TVN24: nie żyje dyrektor z CBA, który wprowadzał i nadzorował Pegasusa

redakcja naTemat
Jak dowiedział się portal tvn24.pl, na początku tygodnia zmarł dyrektor pionu techniki operacyjnej CBA. Odpowiadał on za uruchomienie systemu do inwigilacji Pegasus i jego funkcjonowanie przez trzy lata.
ARKADIUSZ ZIOLEK/East News
Jak podaje tvn24.pl, Informację o śmierci byłego dyrektora biura techniki operacyjnej w CBA potwierdzona została w kilku, niezależnych od siebie, źródłach. Byli to jego znajomi i bliscy współpracownicy z czasów służby.

– Zmarł w poniedziałek, chodzi o kwestie zdrowotne. Nie mamy pełnych informacji, bo rodzina nie chce się komunikować z aktualnym kierownictwem CBA – mówił portalowi jeden z funkcjonariuszy, który chciał zachować anonimowość.

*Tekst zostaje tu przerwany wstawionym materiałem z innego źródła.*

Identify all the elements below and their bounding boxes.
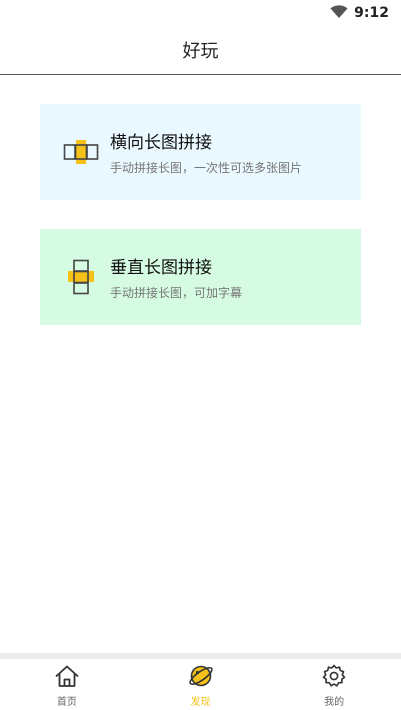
gear-icon xyxy=(321,664,347,692)
card-subtitle: 手动拼接长图，一次性可选多张图片 xyxy=(110,161,303,175)
bottom-tab-bar: 首页 发现 我的 xyxy=(0,659,401,710)
card-text: 横向长图拼接 手动拼接长图，一次性可选多张图片 xyxy=(110,128,302,176)
tab-label: 首页 xyxy=(56,696,77,708)
vertical-stitch-icon xyxy=(60,256,102,298)
tab-home[interactable]: 首页 xyxy=(0,659,134,710)
card-subtitle: 手动拼接长图，可加字幕 xyxy=(110,286,243,300)
planet-icon xyxy=(188,664,214,692)
status-bar: 9:12 xyxy=(0,0,401,26)
wifi-icon xyxy=(330,4,348,23)
tab-mine[interactable]: 我的 xyxy=(267,659,401,710)
card-text: 垂直长图拼接 手动拼接长图，可加字幕 xyxy=(110,253,242,301)
status-right: 9:12 xyxy=(330,4,389,22)
home-icon xyxy=(54,664,80,692)
page-title: 好玩 xyxy=(182,41,219,62)
tab-label: 发现 xyxy=(190,696,211,708)
card-title: 垂直长图拼接 xyxy=(110,258,212,278)
status-time: 9:12 xyxy=(354,5,389,21)
horizontal-stitch-icon xyxy=(60,131,102,173)
tab-label: 我的 xyxy=(324,696,345,708)
card-title: 横向长图拼接 xyxy=(110,133,212,153)
vertical-stitch-card[interactable]: 垂直长图拼接 手动拼接长图，可加字幕 xyxy=(40,229,361,325)
horizontal-stitch-card[interactable]: 横向长图拼接 手动拼接长图，一次性可选多张图片 xyxy=(40,104,361,200)
app-bar: 好玩 xyxy=(0,26,401,75)
tab-discover[interactable]: 发现 xyxy=(134,659,268,710)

Czytaj więcej: "Kukiz zdradził wiele razy. Teraz dostał szansę, ale jeśli zdradzi po raz kolejny, szoku nie będzie"


Jak podaje tvn24.pl, mężczyzna kierował biurem techniki operacyjnej CBA, wówczas, gdy w 2017 roku został kupiony system Pegasus. Jak mówi jeden z rozmówców portalu, odpowiadał za testy systemu, jego uruchomienie i przez kolejne trzy lata nadzorował to, jak był wykorzystywany na co dzień.

Senat. Komisja Nadzwyczajna ws. Pegasusa

Przypomnijmy, że w poniedziałek 17 stycznia odbyło się pierwsze posiedzenie senackiej Komisji Nadzwyczajnej ws. Pegasusa. W jej skład wchodzi obecnie 7 osób – PiS nie zdecydował się obsadzić swoimi politykami 2 wakatów, mimo że był przynajmniej jeden chętny (senator Jan Maria Jackowski).

Jednak Komisja nie ma uprawnień śledczych – takie ciało można powołać tylko w Sejmie, a tam większość ma PiS i jego koalicjanci. Stąd starania opozycji o to, by razem z Kukizem powołać drugą Komisję – tym razem w Sejmie.